Macromedia Flash MX movies are graphics, text, animation, and applications for Web sites. They consist primarily of vector graphics, but they can also contain imported video, bitmap graphics, and sounds. Flash movies can incorporate interactivity to permit input from viewers, and you can create nonlinear movies that can interact with other Web applications. Web designers use Flash to create navigation controls, animated logos, long-form animations with synchronized sound, and even complete, sensory-rich Web sites. Flash movies use compact vector graphics, so they download rapidly and scale to the viewer’s screen size.

You’ve probably watched and interacted with Flash movies on many Web sites. Millions of Web users have received the Flash Player with their computers, browsers, or system software; others have downloaded it from the Macromedia Web site. The Flash Player resides on the local computer, where it plays back movies in browsers or as stand-alone applications. Viewing a Flash movie on the Flash Player is similar to viewing a DVD on a DVD player—the Flash Player is the device used to display the movies you create in the Flash authoring application.

Flash documents, which have the .fla filename extension, contain all the information required to develop, design, and test interactive content. Flash documents are not the movies the Flash Player displays. Instead, you publish your FLA documents as Flash movies, which have the .swf filename extension and contain only the information needed to display the movie.

For an interactive introduction to Flash, choose Help > Lessons > Getting Started with Flash.
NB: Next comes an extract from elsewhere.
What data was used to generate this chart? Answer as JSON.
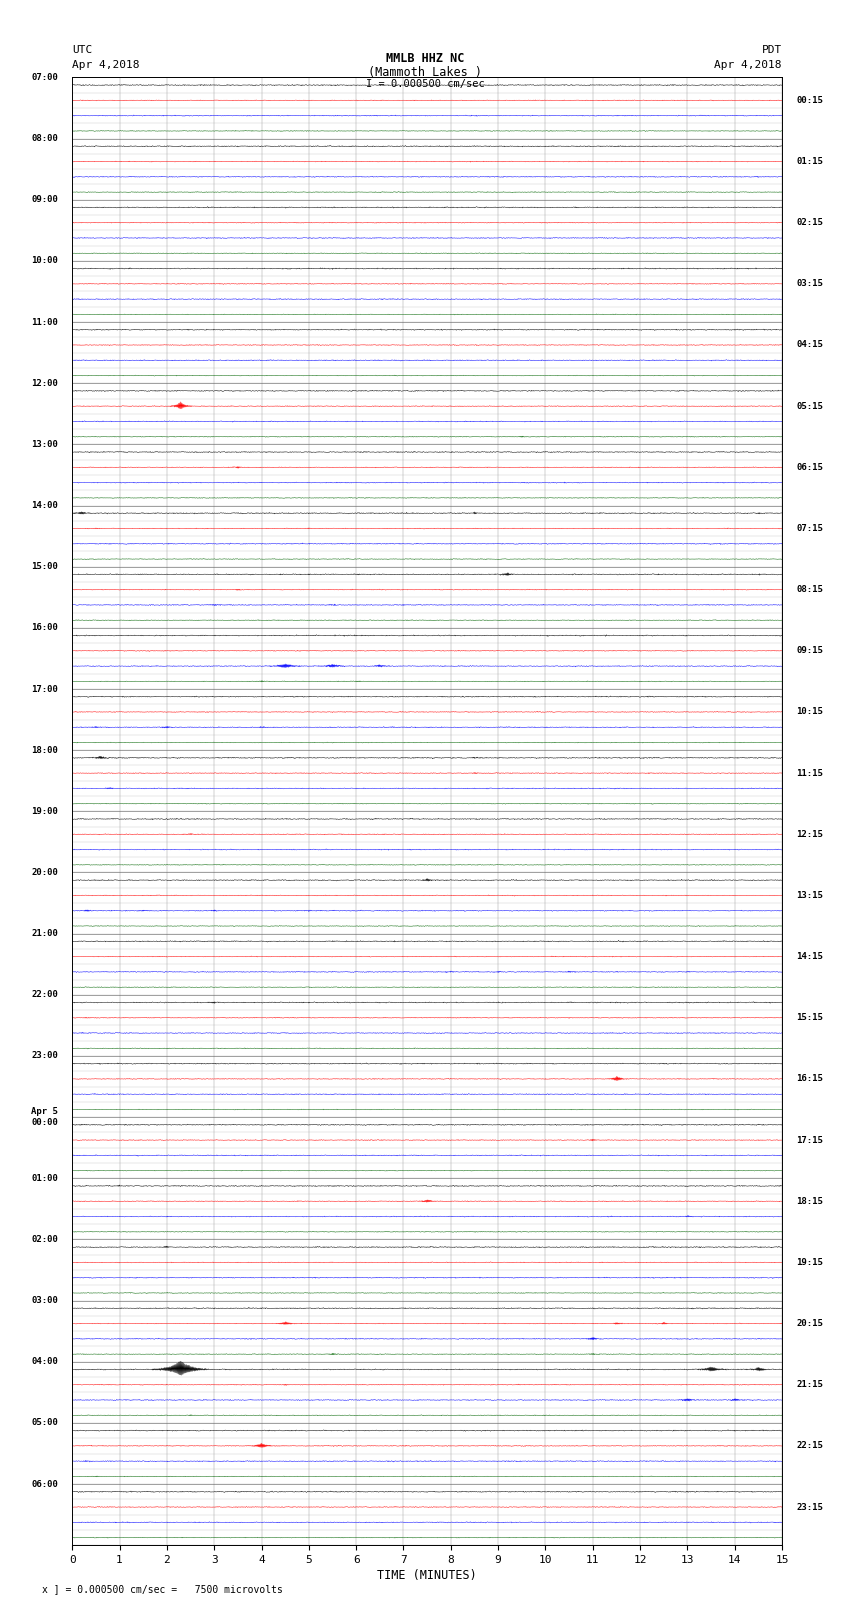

Artwork in Flash Flash provides a variety of methods for creating original artwork and importing artwork from other applications. You can create objects with the drawing and painting tools, as well as modify the attributes of existing objects. See Chapter 3, “Drawing,” on page 59 and Chapter 4, “Working
with Color,” on page 77.

You can also import vector graphics, bitmap graphics, and video from other applications and
modify the imported graphics in Flash.See “Using Imported Artwork and Video” under Help >
Using Flash.

Note: You can also import sound files, as described in “Importing sounds” under Help > Using Flash.
Animation in Flash

Using Flash, you can animate objects to make them appear to move across the Stage and/or
change their shape, size, color, opacity, rotation, and other properties. You can create
frame-by-frame animation, in which you create a separate image for each frame. You can also
create tweened animation, in which you create the first and last frames of an animation and direct
Flash to create the frames in between.